| 要旨トップ | 目次 | | 日本生態学会第68回全国大会 (2021年3月、岡山) 講演要旨 ESJ68 Abstract |
一般講演(ポスター発表) P1-327 (Poster presentation)
熱帯雨林には多くの近縁種が同所的に生育している。同所的近縁種の共存メカニズムの一つとして近縁種間でニッチが互いに異なっていることが挙げられる。同所的近縁種のニッチ多様化過程をあきらかにすることは、熱帯雨林における種の多様化の過程、種多様性維持の両方の理解に役立つだろう。本研究では、マレーシアボルネオ島のランビルヒルズ国立公園内に設置された52 haの大面積調査区を使って、同所的近縁種が多いカキノキ属を対象に、近縁種間の系統関係と過去の交雑の可能性を推定し、ニッチ多様化との関係を検討した。系統推定は、次世代シーケンサーを用いたGRAS-Di解析で取得した塩基配列データから最尤法(RAxML)とベイズ法(BEAST2)で行った。
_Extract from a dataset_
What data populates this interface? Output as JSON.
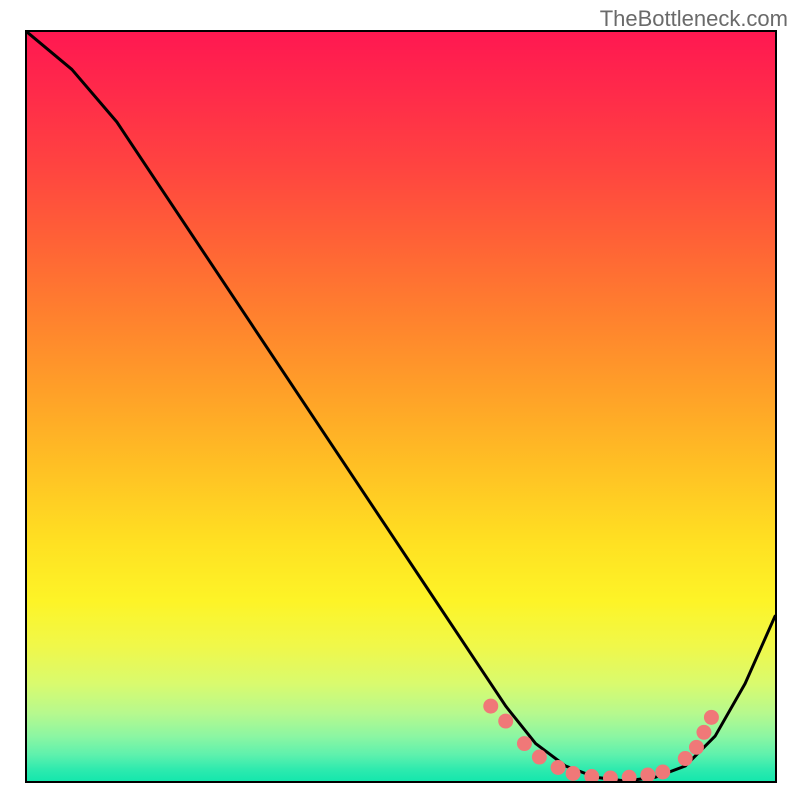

また、調査地の4回の全木センサスから得られた生態特性データ(最大幹直径、死亡率、更新率、成長率、ハビタット)に基づいて定量化した各種のニッチとベイズ法で得た系統樹を使い、ニッチ多様化速度と種多様化速度をBAMM(Bayesian Analysis of Macroevolutionary Mixtures)で推定した。さらに、過去に種間交雑が起きていた可能性について、SplitsTreeとSTRUCTUREの2つのソフトウェアを用いた交雑解析で検討した。その結果、調査地のカキノキ属は、ボルネオ固有種の多い系統と広域に分布する種が多い系統に分かれることがわかった。ボルネオ固有種の多い系統では、主に1 千万年前以降に種分化が起きたこと、ハビタットの多様化速度も1 千万年前以降に増加したことが推定された。これは、ボルネオ島でのカキノキ属の種分化にハビタットニッチの多様化が重要であったことを示唆する。また、交雑解析から過去に交雑が起きた可能性が示唆されたため、交雑とニッチ多様化の関係についても検討したい。